The ancient town centre of Umbrian origin, “Hispellum” dates from the first century BC. It shows important and impressive evidence of the Roman period which coexists beautifully with today's medieval urban appearance.


Located in South-eastern Umbria, Spoleto is one of the region's most fascinating art towns. Its wealth of history, varied cultural heritage and important arts events make it one of the tourist destinations most highly esteemed by visitors.
As an important fortified Umbrian settlement, Spoleto became a Roman colony. After the fall of the Roman empire, it was taken over by the Byzantines. In the early Middle Ages, it was conquered and destroyed by Frederick Barbarossa. Testimonials are the medieval fortress and the Roman aqueduct and amphitheatre.

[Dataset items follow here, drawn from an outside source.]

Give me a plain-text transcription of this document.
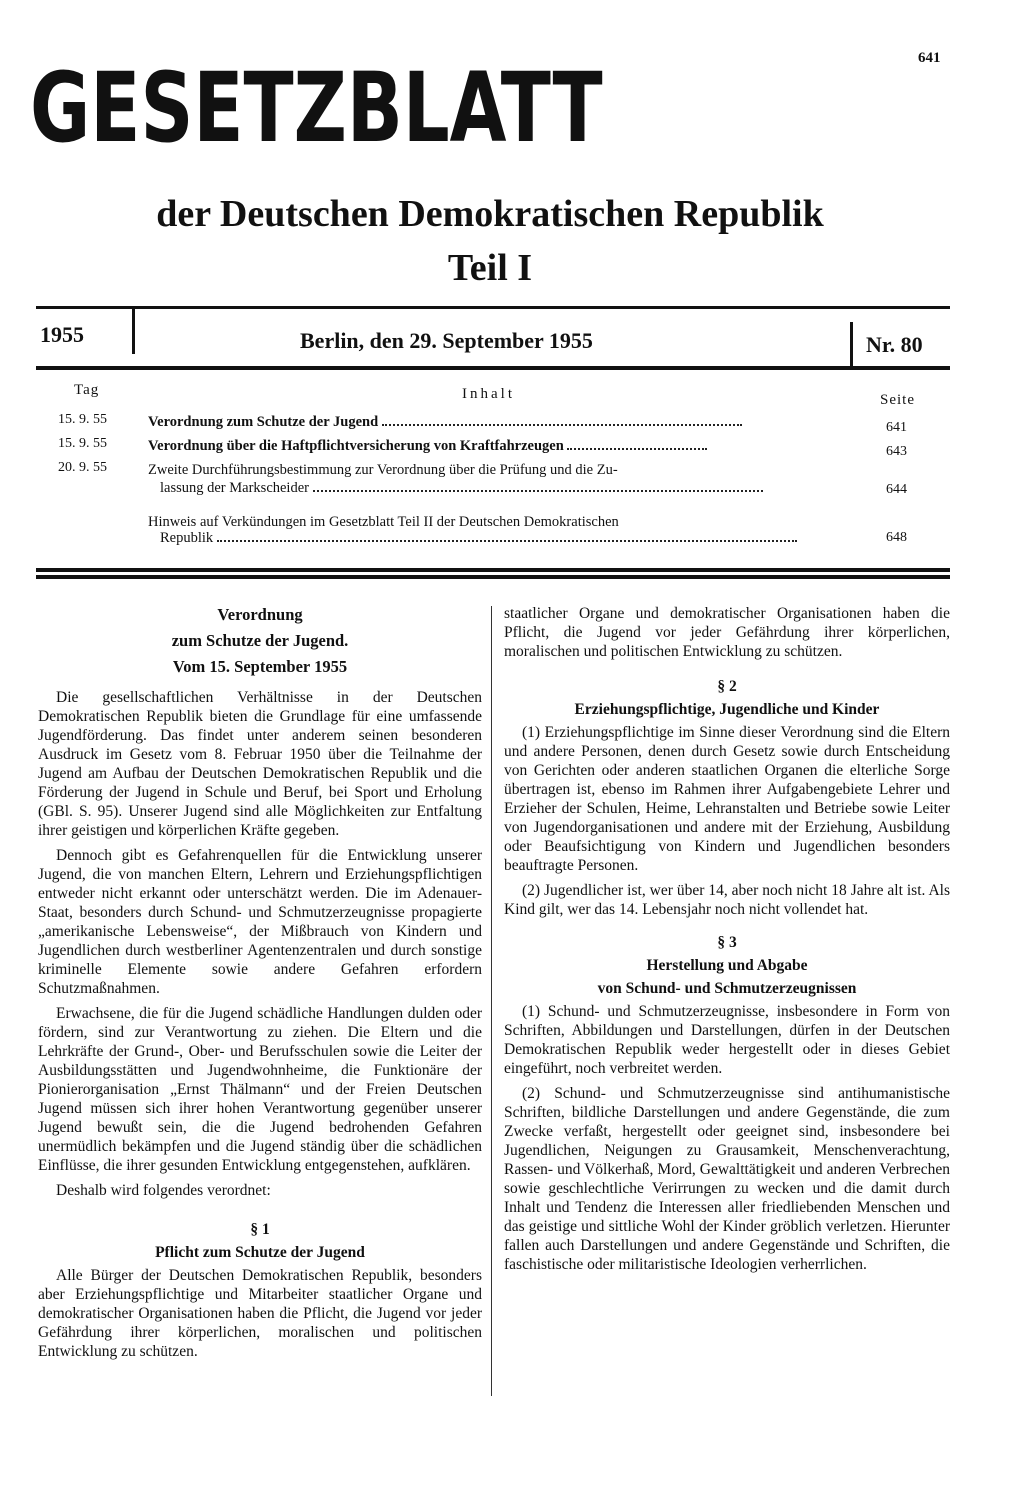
641
GESETZBLATT
der Deutschen Demokratischen Republik
Teil I
1955	Berlin, den 29. September 1955	Nr. 80
Tag	Inhalt	Seite
15. 9. 55	Verordnung zum Schutze der Jugend	641
15. 9. 55	Verordnung über die Haftpflichtversicherung von Kraftfahrzeugen	643
20. 9. 55	Zweite Durchführungsbestimmung zur Verordnung über die Prüfung und die Zu-
lassung der Markscheider	644
Hinweis auf Verkündungen im Gesetzblatt Teil II der Deutschen Demokratischen
Republik	648
Verordnung
zum Schutze der Jugend.
Vom 15. September 1955

Die gesellschaftlichen Verhältnisse in der Deutschen Demokratischen Republik bieten die Grundlage für eine umfassende Jugendförderung. Das findet unter anderem seinen besonderen Ausdruck im Gesetz vom 8. Februar 1950 über die Teilnahme der Jugend am Aufbau der Deutschen Demokratischen Republik und die Förderung der Jugend in Schule und Beruf, bei Sport und Erholung (GBl. S. 95). Unserer Jugend sind alle Möglichkeiten zur Entfaltung ihrer geistigen und körperlichen Kräfte gegeben.

Dennoch gibt es Gefahrenquellen für die Entwicklung unserer Jugend, die von manchen Eltern, Lehrern und Erziehungspflichtigen entweder nicht erkannt oder unterschätzt werden. Die im Adenauer-Staat, besonders durch Schund- und Schmutzerzeugnisse propagierte „amerikanische Lebensweise“, der Mißbrauch von Kindern und Jugendlichen durch westberliner Agentenzentralen und durch sonstige kriminelle Elemente sowie andere Gefahren erfordern Schutzmaßnahmen.

Erwachsene, die für die Jugend schädliche Handlungen dulden oder fördern, sind zur Verantwortung zu ziehen. Die Eltern und die Lehrkräfte der Grund-, Ober- und Berufsschulen sowie die Leiter der Ausbildungsstätten und Jugendwohnheime, die Funktionäre der Pionierorganisation „Ernst Thälmann“ und der Freien Deutschen Jugend müssen sich ihrer hohen Verantwortung gegenüber unserer Jugend bewußt sein, die die Jugend bedrohenden Gefahren unermüdlich bekämpfen und die Jugend ständig über die schädlichen Einflüsse, die ihrer gesunden Entwicklung entgegenstehen, aufklären.

Deshalb wird folgendes verordnet:

§ 1
Pflicht zum Schutze der Jugend

Alle Bürger der Deutschen Demokratischen Republik, besonders aber Erziehungspflichtige und Mitarbeiter staatlicher Organe und demokratischer Organisationen haben die Pflicht, die Jugend vor jeder Gefährdung ihrer körperlichen, moralischen und politischen Entwicklung zu schützen.

staatlicher Organe und demokratischer Organisationen haben die Pflicht, die Jugend vor jeder Gefährdung ihrer körperlichen, moralischen und politischen Entwicklung zu schützen.

§ 2
Erziehungspflichtige, Jugendliche und Kinder

(1) Erziehungspflichtige im Sinne dieser Verordnung sind die Eltern und andere Personen, denen durch Gesetz sowie durch Entscheidung von Gerichten oder anderen staatlichen Organen die elterliche Sorge übertragen ist, ebenso im Rahmen ihrer Aufgabengebiete Lehrer und Erzieher der Schulen, Heime, Lehranstalten und Betriebe sowie Leiter von Jugendorganisationen und andere mit der Erziehung, Ausbildung oder Beaufsichtigung von Kindern und Jugendlichen besonders beauftragte Personen.

(2) Jugendlicher ist, wer über 14, aber noch nicht 18 Jahre alt ist. Als Kind gilt, wer das 14. Lebensjahr noch nicht vollendet hat.

§ 3
Herstellung und Abgabe
von Schund- und Schmutzerzeugnissen

(1) Schund- und Schmutzerzeugnisse, insbesondere in Form von Schriften, Abbildungen und Darstellungen, dürfen in der Deutschen Demokratischen Republik weder hergestellt oder in dieses Gebiet eingeführt, noch verbreitet werden.

(2) Schund- und Schmutzerzeugnisse sind antihumanistische Schriften, bildliche Darstellungen und andere Gegenstände, die zum Zwecke verfaßt, hergestellt oder geeignet sind, insbesondere bei Jugendlichen, Neigungen zu Grausamkeit, Menschenverachtung, Rassen- und Völkerhaß, Mord, Gewalttätigkeit und anderen Verbrechen sowie geschlechtliche Verirrungen zu wecken und die damit durch Inhalt und Tendenz die Interessen aller friedliebenden Menschen und das geistige und sittliche Wohl der Kinder gröblich verletzen. Hierunter fallen auch Darstellungen und andere Gegenstände und Schriften, die faschistische oder militaristische Ideologien verherrlichen.
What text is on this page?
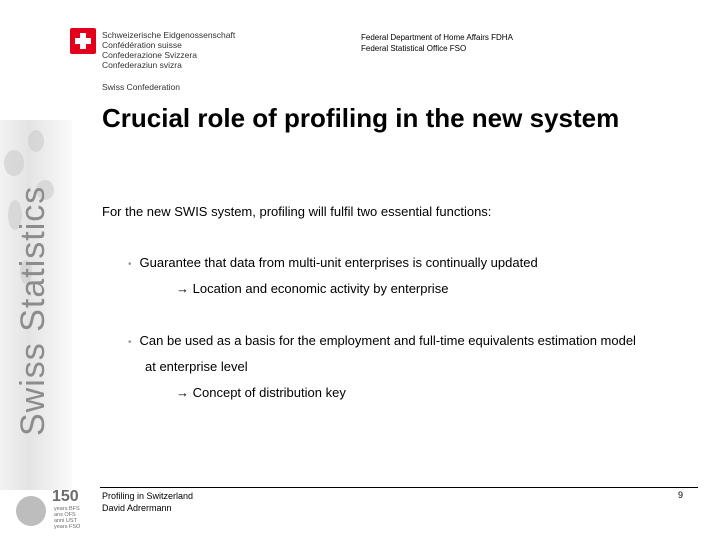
Swiss Statistics
Schweizerische Eidgenossenschaft
Confédération suisse
Confederazione Svizzera
Confederaziun svizra
Swiss Confederation
Federal Department of Home Affairs FDHA
Federal Statistical Office FSO
Crucial role of profiling in the new system
For the new SWIS system, profiling will fulfil two essential functions:
• Guarantee that data from multi-unit enterprises is continually updated
→ Location and economic activity by enterprise
• Can be used as a basis for the employment and full-time equivalents estimation model
at enterprise level
→ Concept of distribution key
150
years BFS
ans OFS
anni UST
years FSO
Profiling in Switzerland
David Adrermann
9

Like something out of a fairytale, Todi is perched on a hilltop high above the winding River Tiber. There is a great deal of art to enjoy; Todi and the surrounding region have a wealth of art among the richest of Italy.
It's worth tasting the local wines such as the “Grechetto” and “Trebbiano” wines, which were already known in ancient times.

Castiglione del Lago

Castiglione del Lago is a pretty village on a peninsula on the western shores of Lake Trasimeno, towards the north-east of the Umbria region of central Italy.
The territory was originally subject to rule by the Etruscans and Romans, then from the 13th century the town had a great strategic importance because it controlled the roads that went from Rome to Florence. Most of the early defensive walls around the town can still be seen today.